Police were warned on hate crime ‘five years before death’


A disabled people’s organisation pleaded with Leicestershire police to take disability hate crime seriously five years before a woman was driven to kill herself and her disabled daughter after a sustained campaign of harassment.

Leicestershire Centre for Integrated Living (LCIL) has been trying to persuade them to stop ignoring disability hate crime for the last seven years.

Further concerns were passed on by LCIL in 2005/06 as part of a consultation on the force’s first disability equality scheme (DES).

Dee Martin, chief executive of LCIL, said: “This is not new for us. This is something we have been raising for a number of years.”

Her organisation has supported several victims of disability hate crime, including one case that is “nearly as bad” as the victimisation suffered by Fiona Pilkington’s family.

She was speaking after an inquest jury found Pilkington committed suicide and unlawfully killed her 18-year-old daughter, Francecca, by setting fire to their car in October 2007.

The family, from Barwell, Leicestershire, had been the victims of a ten-year hate campaign led by a local gang, much of it directed at Francecca, who had learning difficulties, and her brother, who has dyslexia.

Despite 33 calls to the police, Pilkington’s concerns were not taken seriously and the harassment was never treated as a disability hate crime.

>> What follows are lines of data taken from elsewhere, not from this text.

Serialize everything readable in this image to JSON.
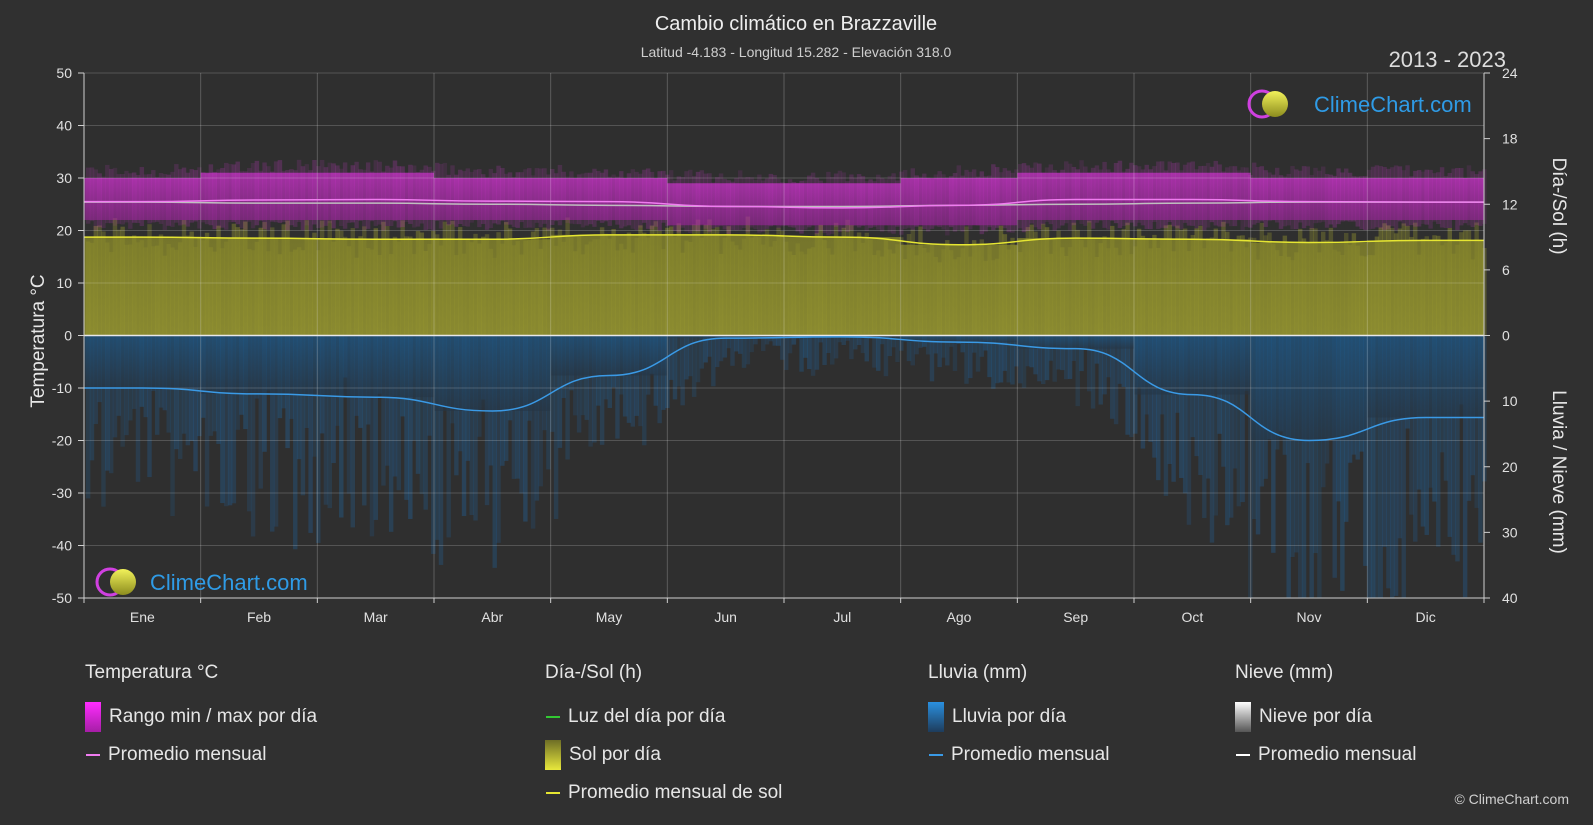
{
  "chart_data": {
    "type": "area",
    "title": "Cambio climático en Brazzaville",
    "subtitle": "Latitud -4.183 - Longitud 15.282 - Elevación 318.0",
    "period": "2013 - 2023",
    "brand": "ClimeChart.com",
    "copyright": "© ClimeChart.com",
    "ylabel_left": "Temperatura °C",
    "ylabel_right_top": "Día-/Sol (h)",
    "ylabel_right_bottom": "Lluvia / Nieve (mm)",
    "months": [
      "Ene",
      "Feb",
      "Mar",
      "Abr",
      "May",
      "Jun",
      "Jul",
      "Ago",
      "Sep",
      "Oct",
      "Nov",
      "Dic"
    ],
    "ylim_temp": [
      -50,
      50
    ],
    "left_ticks": [
      50,
      40,
      30,
      20,
      10,
      0,
      -10,
      -20,
      -30,
      -40,
      -50
    ],
    "right_ticks_sun": [
      24,
      18,
      12,
      6,
      0
    ],
    "right_ticks_rain": [
      10,
      20,
      30,
      40
    ],
    "sun_hours_range": [
      0,
      24
    ],
    "rain_mm_range": [
      0,
      40
    ],
    "grid": true,
    "series": [
      {
        "name": "Rango min / max por día",
        "kind": "temp_range_daily",
        "min": [
          22,
          22,
          22,
          22,
          22,
          21,
          21,
          21,
          22,
          22,
          22,
          22
        ],
        "max": [
          30,
          31,
          31,
          30,
          30,
          29,
          29,
          30,
          31,
          31,
          30,
          30
        ]
      },
      {
        "name": "Promedio mensual",
        "kind": "temp_monthly",
        "values": [
          25.5,
          25.8,
          25.9,
          25.6,
          25.5,
          24.6,
          24.3,
          24.8,
          25.9,
          25.9,
          25.5,
          25.4
        ]
      },
      {
        "name": "Luz del día por día",
        "kind": "daylight",
        "values": [
          12.2,
          12.1,
          12.1,
          12.0,
          11.9,
          11.8,
          11.8,
          11.9,
          12.0,
          12.1,
          12.2,
          12.2
        ]
      },
      {
        "name": "Sol por día",
        "kind": "sun_daily",
        "values": [
          9.0,
          8.9,
          8.8,
          8.8,
          9.2,
          9.2,
          9.0,
          8.3,
          8.9,
          8.8,
          8.5,
          8.7
        ]
      },
      {
        "name": "Promedio mensual de sol",
        "kind": "sun_monthly",
        "values": [
          9.0,
          8.9,
          8.8,
          8.8,
          9.2,
          9.2,
          9.0,
          8.3,
          8.9,
          8.8,
          8.5,
          8.7
        ]
      },
      {
        "name": "Lluvia por día",
        "kind": "rain_daily",
        "values": [
          8.0,
          8.9,
          9.4,
          11.5,
          6.1,
          0.4,
          0.2,
          1.0,
          2.0,
          9.0,
          16.0,
          12.5
        ]
      },
      {
        "name": "Promedio mensual",
        "kind": "rain_monthly",
        "values": [
          8.0,
          8.9,
          9.4,
          11.5,
          6.1,
          0.4,
          0.2,
          1.0,
          2.0,
          9.0,
          16.0,
          12.5
        ]
      },
      {
        "name": "Nieve por día",
        "kind": "snow_daily",
        "values": [
          0,
          0,
          0,
          0,
          0,
          0,
          0,
          0,
          0,
          0,
          0,
          0
        ]
      },
      {
        "name": "Promedio mensual",
        "kind": "snow_monthly",
        "values": [
          0,
          0,
          0,
          0,
          0,
          0,
          0,
          0,
          0,
          0,
          0,
          0
        ]
      }
    ],
    "colors": {
      "background": "#303030",
      "temp_range": "#d63ad6",
      "temp_avg": "#f07cf0",
      "daylight": "#32c832",
      "sun": "#b2b232",
      "sun_avg": "#e6e632",
      "rain": "#1e6eb4",
      "rain_avg": "#3a9ae6",
      "snow": "#ffffff",
      "brand": "#2f9be6"
    }
  },
  "legend": {
    "temp": {
      "heading": "Temperatura °C",
      "range": "Rango min / max por día",
      "avg": "Promedio mensual"
    },
    "sun": {
      "heading": "Día-/Sol (h)",
      "daylight": "Luz del día por día",
      "sun": "Sol por día",
      "avg": "Promedio mensual de sol"
    },
    "rain": {
      "heading": "Lluvia (mm)",
      "daily": "Lluvia por día",
      "avg": "Promedio mensual"
    },
    "snow": {
      "heading": "Nieve (mm)",
      "daily": "Nieve por día",
      "avg": "Promedio mensual"
    }
  }
}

The jury partly blamed the police, Hinckley and Bosworth Borough Council and Leicestershire County Council for her decision to kill herself and her daughter.

Martin said the tragedy proved again the urgent need for centres run by disabled people where victims could report disability hate crimes.

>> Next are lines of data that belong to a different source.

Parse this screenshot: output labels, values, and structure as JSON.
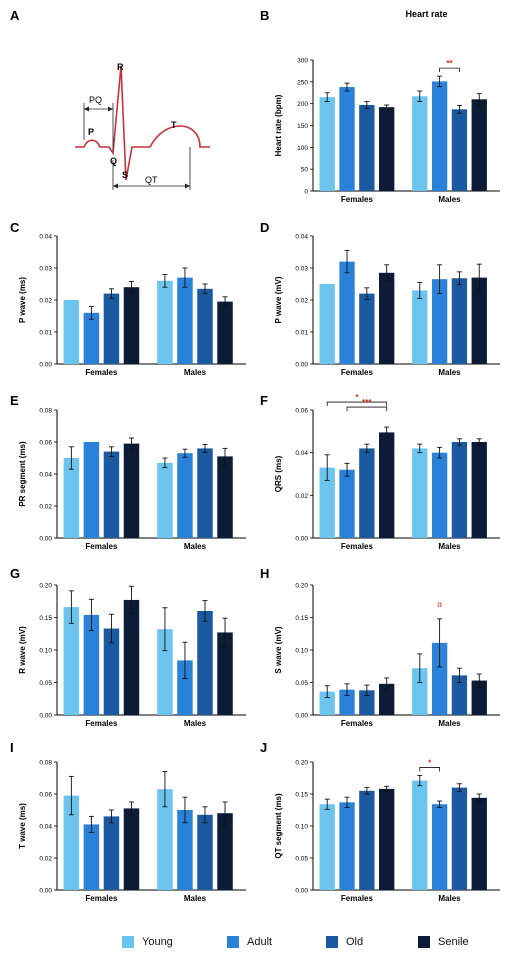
{
  "groups": [
    "Young",
    "Adult",
    "Old",
    "Senile"
  ],
  "colors": [
    "#6cc5ef",
    "#2a82d8",
    "#1b5aa0",
    "#0c1c36"
  ],
  "significance_color": "#d52b1e",
  "ecg_diagram": {
    "panel_letter": "A",
    "wave_labels": [
      "P",
      "Q",
      "R",
      "S",
      "T"
    ],
    "interval_labels": [
      "PQ",
      "QT"
    ],
    "trace_color": "#c7333b"
  },
  "chart_data": [
    {
      "panel": "B",
      "type": "bar",
      "title": "Heart rate",
      "ylabel": "Heart rate (bpm)",
      "ylim": [
        0,
        300
      ],
      "yticks": [
        0,
        50,
        100,
        150,
        200,
        250,
        300
      ],
      "tick_format": "0",
      "categories": [
        "Females",
        "Males"
      ],
      "series": [
        {
          "name": "Young",
          "values": [
            215,
            217
          ],
          "errors": [
            10,
            12
          ]
        },
        {
          "name": "Adult",
          "values": [
            238,
            251
          ],
          "errors": [
            9,
            12
          ]
        },
        {
          "name": "Old",
          "values": [
            197,
            187
          ],
          "errors": [
            8,
            9
          ]
        },
        {
          "name": "Senile",
          "values": [
            192,
            210
          ],
          "errors": [
            5,
            13
          ]
        }
      ],
      "annotations": [
        {
          "text": "**",
          "category": 1,
          "from": 1,
          "to": 2
        }
      ]
    },
    {
      "panel": "C",
      "type": "bar",
      "ylabel": "P wave (ms)",
      "ylim": [
        0,
        0.04
      ],
      "yticks": [
        0.0,
        0.01,
        0.02,
        0.03,
        0.04
      ],
      "tick_format": "0.00",
      "categories": [
        "Females",
        "Males"
      ],
      "series": [
        {
          "name": "Young",
          "values": [
            0.02,
            0.026
          ],
          "errors": [
            0,
            0.002
          ]
        },
        {
          "name": "Adult",
          "values": [
            0.016,
            0.027
          ],
          "errors": [
            0.002,
            0.003
          ]
        },
        {
          "name": "Old",
          "values": [
            0.022,
            0.0235
          ],
          "errors": [
            0.0015,
            0.0015
          ]
        },
        {
          "name": "Senile",
          "values": [
            0.024,
            0.0195
          ],
          "errors": [
            0.0018,
            0.0015
          ]
        }
      ],
      "annotations": []
    },
    {
      "panel": "D",
      "type": "bar",
      "ylabel": "P wave (mV)",
      "ylim": [
        0,
        0.04
      ],
      "yticks": [
        0.0,
        0.01,
        0.02,
        0.03,
        0.04
      ],
      "tick_format": "0.00",
      "categories": [
        "Females",
        "Males"
      ],
      "series": [
        {
          "name": "Young",
          "values": [
            0.025,
            0.023
          ],
          "errors": [
            0,
            0.0025
          ]
        },
        {
          "name": "Adult",
          "values": [
            0.032,
            0.0265
          ],
          "errors": [
            0.0035,
            0.0045
          ]
        },
        {
          "name": "Old",
          "values": [
            0.022,
            0.0268
          ],
          "errors": [
            0.0018,
            0.002
          ]
        },
        {
          "name": "Senile",
          "values": [
            0.0285,
            0.027
          ],
          "errors": [
            0.0025,
            0.0042
          ]
        }
      ],
      "annotations": []
    },
    {
      "panel": "E",
      "type": "bar",
      "ylabel": "PR segment (ms)",
      "ylim": [
        0,
        0.08
      ],
      "yticks": [
        0.0,
        0.02,
        0.04,
        0.06,
        0.08
      ],
      "tick_format": "0.00",
      "categories": [
        "Females",
        "Males"
      ],
      "series": [
        {
          "name": "Young",
          "values": [
            0.05,
            0.047
          ],
          "errors": [
            0.007,
            0.003
          ]
        },
        {
          "name": "Adult",
          "values": [
            0.06,
            0.053
          ],
          "errors": [
            0,
            0.0025
          ]
        },
        {
          "name": "Old",
          "values": [
            0.054,
            0.056
          ],
          "errors": [
            0.003,
            0.0025
          ]
        },
        {
          "name": "Senile",
          "values": [
            0.059,
            0.051
          ],
          "errors": [
            0.0035,
            0.005
          ]
        }
      ],
      "annotations": []
    },
    {
      "panel": "F",
      "type": "bar",
      "ylabel": "QRS (ms)",
      "ylim": [
        0,
        0.06
      ],
      "yticks": [
        0.0,
        0.02,
        0.04,
        0.06
      ],
      "tick_format": "0.00",
      "categories": [
        "Females",
        "Males"
      ],
      "series": [
        {
          "name": "Young",
          "values": [
            0.033,
            0.042
          ],
          "errors": [
            0.006,
            0.002
          ]
        },
        {
          "name": "Adult",
          "values": [
            0.032,
            0.04
          ],
          "errors": [
            0.003,
            0.0025
          ]
        },
        {
          "name": "Old",
          "values": [
            0.042,
            0.045
          ],
          "errors": [
            0.002,
            0.0015
          ]
        },
        {
          "name": "Senile",
          "values": [
            0.0495,
            0.045
          ],
          "errors": [
            0.0025,
            0.0015
          ]
        }
      ],
      "annotations": [
        {
          "text": "*",
          "category": 0,
          "from": 0,
          "to": 3
        },
        {
          "text": "***",
          "category": 0,
          "from": 1,
          "to": 3
        }
      ]
    },
    {
      "panel": "G",
      "type": "bar",
      "ylabel": "R wave (mV)",
      "ylim": [
        0,
        0.2
      ],
      "yticks": [
        0.0,
        0.05,
        0.1,
        0.15,
        0.2
      ],
      "tick_format": "0.00",
      "categories": [
        "Females",
        "Males"
      ],
      "series": [
        {
          "name": "Young",
          "values": [
            0.166,
            0.132
          ],
          "errors": [
            0.025,
            0.033
          ]
        },
        {
          "name": "Adult",
          "values": [
            0.154,
            0.084
          ],
          "errors": [
            0.024,
            0.028
          ]
        },
        {
          "name": "Old",
          "values": [
            0.133,
            0.16
          ],
          "errors": [
            0.022,
            0.016
          ]
        },
        {
          "name": "Senile",
          "values": [
            0.177,
            0.127
          ],
          "errors": [
            0.021,
            0.022
          ]
        }
      ],
      "annotations": []
    },
    {
      "panel": "H",
      "type": "bar",
      "ylabel": "S wave (mV)",
      "ylim": [
        0,
        0.2
      ],
      "yticks": [
        0.0,
        0.05,
        0.1,
        0.15,
        0.2
      ],
      "tick_format": "0.00",
      "categories": [
        "Females",
        "Males"
      ],
      "series": [
        {
          "name": "Young",
          "values": [
            0.036,
            0.072
          ],
          "errors": [
            0.009,
            0.022
          ]
        },
        {
          "name": "Adult",
          "values": [
            0.039,
            0.111
          ],
          "errors": [
            0.009,
            0.037
          ]
        },
        {
          "name": "Old",
          "values": [
            0.038,
            0.061
          ],
          "errors": [
            0.008,
            0.011
          ]
        },
        {
          "name": "Senile",
          "values": [
            0.048,
            0.053
          ],
          "errors": [
            0.009,
            0.01
          ]
        }
      ],
      "annotations": [
        {
          "text": "α",
          "category": 1,
          "over": 1
        }
      ]
    },
    {
      "panel": "I",
      "type": "bar",
      "ylabel": "T wave (ms)",
      "ylim": [
        0,
        0.08
      ],
      "yticks": [
        0.0,
        0.02,
        0.04,
        0.06,
        0.08
      ],
      "tick_format": "0.00",
      "categories": [
        "Females",
        "Males"
      ],
      "series": [
        {
          "name": "Young",
          "values": [
            0.059,
            0.063
          ],
          "errors": [
            0.012,
            0.011
          ]
        },
        {
          "name": "Adult",
          "values": [
            0.041,
            0.05
          ],
          "errors": [
            0.005,
            0.008
          ]
        },
        {
          "name": "Old",
          "values": [
            0.046,
            0.047
          ],
          "errors": [
            0.004,
            0.005
          ]
        },
        {
          "name": "Senile",
          "values": [
            0.051,
            0.048
          ],
          "errors": [
            0.004,
            0.007
          ]
        }
      ],
      "annotations": []
    },
    {
      "panel": "J",
      "type": "bar",
      "ylabel": "QT segment (ms)",
      "ylim": [
        0,
        0.2
      ],
      "yticks": [
        0.0,
        0.05,
        0.1,
        0.15,
        0.2
      ],
      "tick_format": "0.00",
      "categories": [
        "Females",
        "Males"
      ],
      "series": [
        {
          "name": "Young",
          "values": [
            0.134,
            0.171
          ],
          "errors": [
            0.008,
            0.008
          ]
        },
        {
          "name": "Adult",
          "values": [
            0.137,
            0.134
          ],
          "errors": [
            0.008,
            0.005
          ]
        },
        {
          "name": "Old",
          "values": [
            0.155,
            0.16
          ],
          "errors": [
            0.005,
            0.006
          ]
        },
        {
          "name": "Senile",
          "values": [
            0.158,
            0.144
          ],
          "errors": [
            0.004,
            0.006
          ]
        }
      ],
      "annotations": [
        {
          "text": "*",
          "category": 1,
          "from": 0,
          "to": 1
        }
      ]
    }
  ]
}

She said: “If there had been somewhere like that available to Fiona Pilkington, this might never have happened.”

LCIL sent a hate crime report to the police in 2008 and has since reissued the report to the police and the two councils.

The report “highlighted the fact that disability hate crime is being ignored” across the country, and called for authorities to work with disabled people.

Martin said only 12 disability hate crimes have been reported in Leicestershire in the last year, which was “clearly only the tip of the iceberg”.

Part of the problem, she said, is too many cases being written off as mere “anti-social behaviour”.

She said: “Unless and until the issue of disability hate crime is totally recognised and responded to in the way other crime is responded to, then this issue will continue to be pushed under the carpet.”

A Leicestershire police spokeswoman said: “We can confirm that [the]way that [we]recognised disability hate crime was brought to our attention by the LCIL at our disability and consultation events which they were commissioned to assist in.

“As a result of this, this was included in the disability action plan within the equality scheme [for 2007]and measures have been progressed to train officers within the [police]to understand disability hate crime and be able to categorise it accordingly.

“Work is still ongoing in communities to identify to people what disability hate crime is.”

The spokeswoman could not confirm whether the issue was also included in the 2006 DES.